A trust works in the following way. If A asks B to look after a chocolate bar and give it to C the following day. If during the night B eats the chocolate bar, in the morning when C asks B for the chocolate bar, B will have to provide another chocolate bar to C. In this example A is the settlor, B is a trustee and C is the beneficiary.
Trusts allow for assets to be placed in them, such as property or money which is then held upon trust by the trustees for the beneficiaries. Beneficiaries could be the settlor, relatives, friends or a charity.
The legal ownership of the assets is transferred to the trustees, which places a responsibility upon them to manage appropriately the asset entrusted to them. Where this involves land two trustees are required.
Trust documents are drafted to allow the trustees to appropriately manage the items placed into the trust. In most instances a regular set of administrative provisions are used. Albeit specific administrative powers may be given to the trustees as instructed by the settlor.
A person appointed as a trustee holds the assets on behalf of the beneficiaries.
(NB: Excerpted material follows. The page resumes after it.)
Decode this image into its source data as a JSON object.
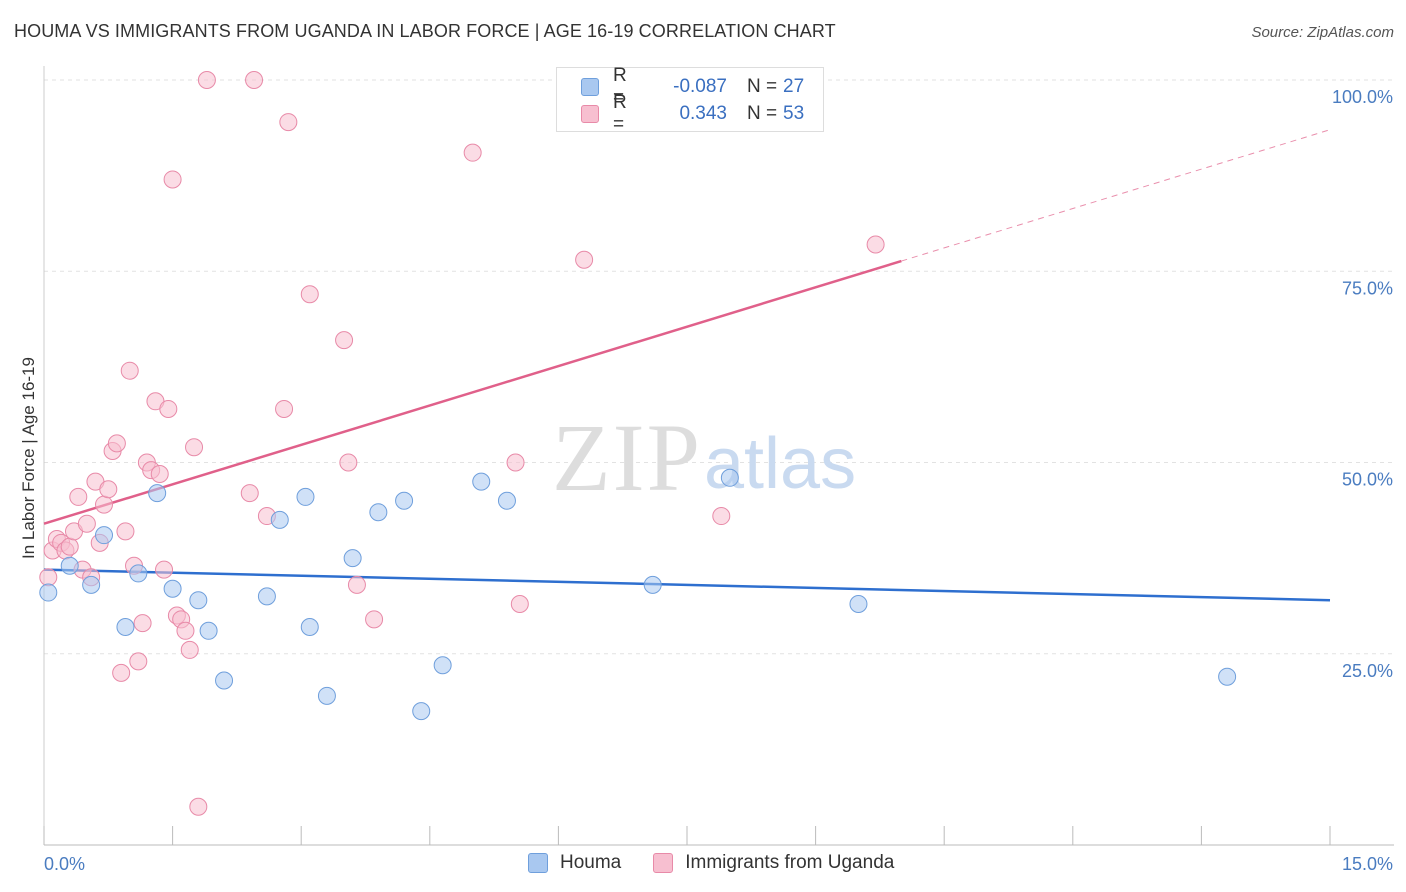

Although in law they legally own the property or assets, this ownership is recognised as temporary in nature. Trustees have fiduciary obligations which include; not profiting from their position, ensuring there is no conflict of interest when making decisions, only reimbursing themselves for incurred expenses from the trust unless the trust document provides for them to charge.
Trustees ideally should be chosen with care as they are being entrusted usually with significant assets or property. Where a trustee abuses their position, the beneficiaries may personally seek compensation against the errant trustee.